Vogel-Coupe retired in 2020, at the age of 91, amid the COVID-19 pandemic.

== Personal life ==
Vogel-Coupe married her first husband, Abraham 'Alfred' Joseph "Jimmy" Vogel, who was also Jewish, in Paddington, London, in April 1950. She gained two stepchildren, Evalyn and Ann. They had three daughters together; Susan K Tausig (née Vogel; born 1951), Carolyn E Vogel (born 1953) and Diana J Waissel (née Vogel; born 1959). She had three grandchildren and two great-grandchildren. She was widowed in 8 June 1952, after two years of marriage.

Vogel-Coupe married her second husband, Noel Parker Coupe , an aeronautical engineer, in Westminster, Greater London, in November 1999. She gained two stepchildren, Catherine and Charles. She was widowed on 24 January 2001, after fourteen months of marriage.

In 2010, it was reported by The Mirror in a statement from Vogel-Coupe's granddaughter, Natalie Davis, stating: "We were completely shocked and devastated to hear of the news that my grandmother, Sheila Vogel, has been conducting immoral activities, including prostitution and pornography. We, as a family, disassociate ourselves wholly from these activities and from any further stories that arise from them. It is a personal family matter and we would ask that during this difficult time we are allowed space to deal with it as a family. There will be no further comment." Her granddaughter, Katie Waissel, a singer-songwriter, appeared as a contestant the seventh series of the reality television music competition, The X Factor. In 2010, it was reported that Katie had cut off relations with her grandmother, accusing her grandmother of sabotaging her chance at stardom. In 2016, during her appearance on the eighteenth series of the Channel 5 reality television series, Celebrity Big Brother, Katie, in an argument with her fellow housemate, Heavy D, a television personality, said: "I know for me I'm better than you... you're an embarrassment. My grandma is more famous than you and she sucks dick!" After her grandmother's death, Katie, said: "I never had an issue with what she did. I had an issue with the fact I messaged her and said grandma, 'we will work through this as a family'. The next day she said I ruined her life as a prostitute and a porn star on national TV at the height of my vulnerability after we had spoken about it by text message.

Vogel-Coupe had an operation to have 13 inches of her intestine removed.

=== Death ===
Vogel-Coupe died in Westminster, Greater London on 25 November 2022. She was 93. Her death was announced by her daughter, Josie, in a statement to The Sun, stating: "We were so proud of her. Her passing deserves a mention because she was so unique." She had been diagnosed with dementia in 2020, amid the COVID-19 pandemic.

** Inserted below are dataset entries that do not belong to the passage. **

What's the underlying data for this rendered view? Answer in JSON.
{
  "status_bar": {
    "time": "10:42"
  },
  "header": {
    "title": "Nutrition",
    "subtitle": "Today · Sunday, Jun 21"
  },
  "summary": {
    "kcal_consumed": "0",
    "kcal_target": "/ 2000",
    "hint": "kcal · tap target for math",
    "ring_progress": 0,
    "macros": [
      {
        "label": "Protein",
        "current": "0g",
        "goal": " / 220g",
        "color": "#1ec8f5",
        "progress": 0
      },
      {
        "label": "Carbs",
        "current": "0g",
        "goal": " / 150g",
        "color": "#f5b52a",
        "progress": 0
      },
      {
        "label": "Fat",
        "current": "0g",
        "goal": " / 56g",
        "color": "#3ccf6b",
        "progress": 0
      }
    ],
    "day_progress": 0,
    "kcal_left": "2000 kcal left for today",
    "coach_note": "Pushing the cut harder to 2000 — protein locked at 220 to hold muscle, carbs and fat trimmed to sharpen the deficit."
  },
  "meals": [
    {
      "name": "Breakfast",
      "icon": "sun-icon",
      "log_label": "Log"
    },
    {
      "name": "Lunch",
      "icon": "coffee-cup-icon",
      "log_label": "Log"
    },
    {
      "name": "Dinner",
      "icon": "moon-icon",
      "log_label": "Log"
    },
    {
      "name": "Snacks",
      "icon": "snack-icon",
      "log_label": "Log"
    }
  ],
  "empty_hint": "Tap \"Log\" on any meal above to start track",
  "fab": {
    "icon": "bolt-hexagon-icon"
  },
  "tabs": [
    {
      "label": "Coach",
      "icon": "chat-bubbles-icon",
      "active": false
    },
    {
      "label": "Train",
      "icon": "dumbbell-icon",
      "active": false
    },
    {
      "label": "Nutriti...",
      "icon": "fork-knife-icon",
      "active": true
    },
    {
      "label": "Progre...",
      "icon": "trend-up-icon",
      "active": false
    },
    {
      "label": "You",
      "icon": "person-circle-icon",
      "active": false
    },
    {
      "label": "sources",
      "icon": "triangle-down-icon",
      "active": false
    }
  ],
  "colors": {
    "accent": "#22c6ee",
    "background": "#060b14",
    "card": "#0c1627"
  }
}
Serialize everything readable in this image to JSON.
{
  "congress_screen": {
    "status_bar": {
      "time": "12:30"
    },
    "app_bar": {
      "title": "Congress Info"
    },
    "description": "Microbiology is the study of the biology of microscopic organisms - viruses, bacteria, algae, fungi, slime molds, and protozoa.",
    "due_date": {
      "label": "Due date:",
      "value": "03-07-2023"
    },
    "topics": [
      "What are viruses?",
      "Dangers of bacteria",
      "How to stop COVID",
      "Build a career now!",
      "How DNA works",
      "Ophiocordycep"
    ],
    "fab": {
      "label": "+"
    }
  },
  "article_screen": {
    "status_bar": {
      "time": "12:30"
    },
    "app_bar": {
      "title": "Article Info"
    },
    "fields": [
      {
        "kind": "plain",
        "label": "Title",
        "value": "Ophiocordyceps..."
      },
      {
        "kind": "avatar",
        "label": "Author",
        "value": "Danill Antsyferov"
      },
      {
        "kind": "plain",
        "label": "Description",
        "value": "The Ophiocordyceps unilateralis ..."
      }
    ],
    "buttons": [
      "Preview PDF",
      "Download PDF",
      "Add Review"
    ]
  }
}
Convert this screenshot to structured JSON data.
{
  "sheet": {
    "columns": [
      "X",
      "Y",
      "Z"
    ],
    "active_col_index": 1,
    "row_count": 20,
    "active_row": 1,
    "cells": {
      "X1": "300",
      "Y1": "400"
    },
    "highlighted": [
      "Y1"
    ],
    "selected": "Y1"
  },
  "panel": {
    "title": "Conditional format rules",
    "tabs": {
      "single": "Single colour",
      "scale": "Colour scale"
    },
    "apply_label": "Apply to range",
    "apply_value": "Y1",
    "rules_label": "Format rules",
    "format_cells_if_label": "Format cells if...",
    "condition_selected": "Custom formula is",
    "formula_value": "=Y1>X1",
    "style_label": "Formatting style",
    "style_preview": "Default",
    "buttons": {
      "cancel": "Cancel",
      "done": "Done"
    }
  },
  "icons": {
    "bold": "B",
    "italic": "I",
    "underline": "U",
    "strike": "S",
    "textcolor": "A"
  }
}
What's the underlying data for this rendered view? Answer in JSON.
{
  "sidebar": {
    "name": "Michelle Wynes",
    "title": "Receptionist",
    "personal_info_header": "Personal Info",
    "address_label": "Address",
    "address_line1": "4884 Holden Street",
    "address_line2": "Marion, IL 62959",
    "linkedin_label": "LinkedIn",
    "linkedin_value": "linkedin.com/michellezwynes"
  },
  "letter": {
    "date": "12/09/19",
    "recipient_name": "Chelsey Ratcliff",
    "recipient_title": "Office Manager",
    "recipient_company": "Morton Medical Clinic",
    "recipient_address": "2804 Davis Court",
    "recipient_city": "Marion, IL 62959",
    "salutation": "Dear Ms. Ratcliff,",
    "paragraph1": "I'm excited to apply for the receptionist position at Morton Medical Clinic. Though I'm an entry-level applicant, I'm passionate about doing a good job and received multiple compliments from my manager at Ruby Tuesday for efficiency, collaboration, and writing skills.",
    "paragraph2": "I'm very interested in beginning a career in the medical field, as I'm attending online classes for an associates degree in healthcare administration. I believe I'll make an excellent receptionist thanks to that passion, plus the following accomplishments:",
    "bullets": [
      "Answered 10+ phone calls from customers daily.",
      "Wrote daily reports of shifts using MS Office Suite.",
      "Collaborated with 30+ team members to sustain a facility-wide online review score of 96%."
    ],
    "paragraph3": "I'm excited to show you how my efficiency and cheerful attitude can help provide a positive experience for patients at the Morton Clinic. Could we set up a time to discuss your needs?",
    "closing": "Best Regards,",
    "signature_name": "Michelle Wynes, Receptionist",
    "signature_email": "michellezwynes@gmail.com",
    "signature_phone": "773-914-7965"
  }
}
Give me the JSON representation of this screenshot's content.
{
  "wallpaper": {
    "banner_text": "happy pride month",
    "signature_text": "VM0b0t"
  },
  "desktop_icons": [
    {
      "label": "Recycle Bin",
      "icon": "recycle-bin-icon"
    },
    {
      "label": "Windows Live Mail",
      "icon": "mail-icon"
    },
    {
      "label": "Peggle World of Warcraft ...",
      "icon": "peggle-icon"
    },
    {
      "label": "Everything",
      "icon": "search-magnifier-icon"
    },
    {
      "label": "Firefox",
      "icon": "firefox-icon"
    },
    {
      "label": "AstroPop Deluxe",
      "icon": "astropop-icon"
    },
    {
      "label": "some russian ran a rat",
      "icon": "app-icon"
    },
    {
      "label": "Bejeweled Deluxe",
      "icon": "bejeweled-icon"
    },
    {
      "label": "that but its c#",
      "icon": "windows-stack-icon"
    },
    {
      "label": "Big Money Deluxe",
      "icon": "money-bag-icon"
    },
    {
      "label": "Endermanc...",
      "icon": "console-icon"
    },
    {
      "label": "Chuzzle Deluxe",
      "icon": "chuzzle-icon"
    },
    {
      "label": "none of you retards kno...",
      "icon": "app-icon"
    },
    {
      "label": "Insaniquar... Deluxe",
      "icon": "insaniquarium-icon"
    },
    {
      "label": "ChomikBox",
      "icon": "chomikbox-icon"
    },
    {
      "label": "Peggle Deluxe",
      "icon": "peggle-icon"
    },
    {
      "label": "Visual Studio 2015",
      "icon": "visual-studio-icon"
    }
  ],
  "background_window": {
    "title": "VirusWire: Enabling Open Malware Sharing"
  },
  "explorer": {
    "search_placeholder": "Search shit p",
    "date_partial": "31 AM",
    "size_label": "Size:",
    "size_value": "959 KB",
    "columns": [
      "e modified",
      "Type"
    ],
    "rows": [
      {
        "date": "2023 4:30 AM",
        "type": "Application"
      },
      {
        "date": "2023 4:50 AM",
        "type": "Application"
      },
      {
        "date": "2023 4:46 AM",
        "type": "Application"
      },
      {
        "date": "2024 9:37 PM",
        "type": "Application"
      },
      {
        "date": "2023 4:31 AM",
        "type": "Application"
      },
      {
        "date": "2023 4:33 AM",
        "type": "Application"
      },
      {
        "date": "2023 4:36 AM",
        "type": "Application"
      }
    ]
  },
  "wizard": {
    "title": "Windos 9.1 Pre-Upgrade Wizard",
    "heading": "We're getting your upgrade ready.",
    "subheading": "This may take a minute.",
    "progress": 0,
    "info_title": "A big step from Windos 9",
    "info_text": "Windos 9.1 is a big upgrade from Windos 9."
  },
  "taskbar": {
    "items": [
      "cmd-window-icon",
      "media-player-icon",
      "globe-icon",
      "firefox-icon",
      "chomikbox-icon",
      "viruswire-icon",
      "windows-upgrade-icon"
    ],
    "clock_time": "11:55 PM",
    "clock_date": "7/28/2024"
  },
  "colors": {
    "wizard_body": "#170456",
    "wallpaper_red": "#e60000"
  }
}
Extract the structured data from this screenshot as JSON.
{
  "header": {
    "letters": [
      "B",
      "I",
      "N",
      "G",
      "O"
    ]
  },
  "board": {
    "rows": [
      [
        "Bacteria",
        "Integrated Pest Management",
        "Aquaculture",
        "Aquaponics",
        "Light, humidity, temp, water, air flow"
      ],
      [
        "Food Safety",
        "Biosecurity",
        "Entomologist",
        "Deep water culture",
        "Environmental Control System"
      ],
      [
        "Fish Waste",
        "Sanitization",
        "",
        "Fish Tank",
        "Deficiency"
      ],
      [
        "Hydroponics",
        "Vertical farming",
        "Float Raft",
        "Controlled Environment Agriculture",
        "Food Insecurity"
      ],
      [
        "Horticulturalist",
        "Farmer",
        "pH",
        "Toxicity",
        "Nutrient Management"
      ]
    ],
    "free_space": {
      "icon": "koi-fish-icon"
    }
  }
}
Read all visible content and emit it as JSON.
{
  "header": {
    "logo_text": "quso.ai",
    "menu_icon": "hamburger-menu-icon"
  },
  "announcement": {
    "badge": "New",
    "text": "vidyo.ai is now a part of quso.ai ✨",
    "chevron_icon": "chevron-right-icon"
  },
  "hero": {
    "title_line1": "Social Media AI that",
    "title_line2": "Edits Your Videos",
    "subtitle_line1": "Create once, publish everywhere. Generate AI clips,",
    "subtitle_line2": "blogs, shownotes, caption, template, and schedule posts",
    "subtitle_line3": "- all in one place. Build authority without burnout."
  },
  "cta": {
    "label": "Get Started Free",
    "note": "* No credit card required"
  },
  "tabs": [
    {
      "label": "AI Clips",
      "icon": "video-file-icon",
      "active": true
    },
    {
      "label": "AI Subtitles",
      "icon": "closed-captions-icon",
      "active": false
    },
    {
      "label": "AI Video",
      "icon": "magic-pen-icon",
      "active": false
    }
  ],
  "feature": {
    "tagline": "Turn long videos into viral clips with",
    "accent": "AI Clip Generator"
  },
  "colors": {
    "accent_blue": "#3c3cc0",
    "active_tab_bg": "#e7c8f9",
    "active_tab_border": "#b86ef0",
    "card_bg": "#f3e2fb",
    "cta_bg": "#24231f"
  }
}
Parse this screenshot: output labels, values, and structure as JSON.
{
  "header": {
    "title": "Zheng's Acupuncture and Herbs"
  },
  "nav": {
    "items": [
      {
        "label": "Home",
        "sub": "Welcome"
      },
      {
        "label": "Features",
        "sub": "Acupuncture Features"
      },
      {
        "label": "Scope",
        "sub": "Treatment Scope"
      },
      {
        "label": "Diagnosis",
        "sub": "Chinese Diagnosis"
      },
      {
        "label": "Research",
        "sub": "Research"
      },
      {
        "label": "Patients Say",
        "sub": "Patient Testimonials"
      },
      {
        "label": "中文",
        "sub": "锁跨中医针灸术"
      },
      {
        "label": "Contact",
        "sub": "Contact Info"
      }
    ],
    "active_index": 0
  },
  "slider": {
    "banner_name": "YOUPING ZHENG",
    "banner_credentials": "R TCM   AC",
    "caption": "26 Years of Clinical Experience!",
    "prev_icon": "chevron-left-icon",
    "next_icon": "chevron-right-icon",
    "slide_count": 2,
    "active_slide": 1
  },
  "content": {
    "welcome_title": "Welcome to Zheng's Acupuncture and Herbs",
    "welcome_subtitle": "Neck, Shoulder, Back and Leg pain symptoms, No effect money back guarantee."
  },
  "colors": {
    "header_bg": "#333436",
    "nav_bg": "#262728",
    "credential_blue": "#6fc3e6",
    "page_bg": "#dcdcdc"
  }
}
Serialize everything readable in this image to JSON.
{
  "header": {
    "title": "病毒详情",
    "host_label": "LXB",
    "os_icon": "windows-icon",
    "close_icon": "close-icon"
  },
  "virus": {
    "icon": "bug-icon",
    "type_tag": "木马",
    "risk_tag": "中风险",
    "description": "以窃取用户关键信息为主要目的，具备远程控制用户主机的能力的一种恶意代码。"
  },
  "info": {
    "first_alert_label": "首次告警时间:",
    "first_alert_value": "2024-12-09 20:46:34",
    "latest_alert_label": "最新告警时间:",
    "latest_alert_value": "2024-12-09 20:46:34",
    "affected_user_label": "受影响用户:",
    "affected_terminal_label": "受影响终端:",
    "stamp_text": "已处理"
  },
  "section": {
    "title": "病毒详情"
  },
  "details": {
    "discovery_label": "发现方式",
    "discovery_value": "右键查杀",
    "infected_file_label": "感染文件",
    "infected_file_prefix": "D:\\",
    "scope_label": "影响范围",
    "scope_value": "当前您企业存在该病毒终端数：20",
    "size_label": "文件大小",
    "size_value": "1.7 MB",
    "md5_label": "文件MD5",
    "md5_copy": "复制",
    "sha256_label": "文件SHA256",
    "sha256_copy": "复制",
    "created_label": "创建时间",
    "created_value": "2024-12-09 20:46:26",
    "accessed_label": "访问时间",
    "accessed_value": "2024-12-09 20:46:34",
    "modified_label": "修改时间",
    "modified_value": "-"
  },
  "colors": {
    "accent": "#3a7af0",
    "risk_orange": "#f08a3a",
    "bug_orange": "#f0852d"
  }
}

After Vogel-Coupe's death, her granddaughter, Katie, said: "I have been made aware of the news about my 93-year-old grandmother passing away. It is understandably a sad and sensitive time. It's a very sensitive subject to be made public unbeknownst to any of us. It is very disrespectful for someone in the family to disclose that information without anybody knowing."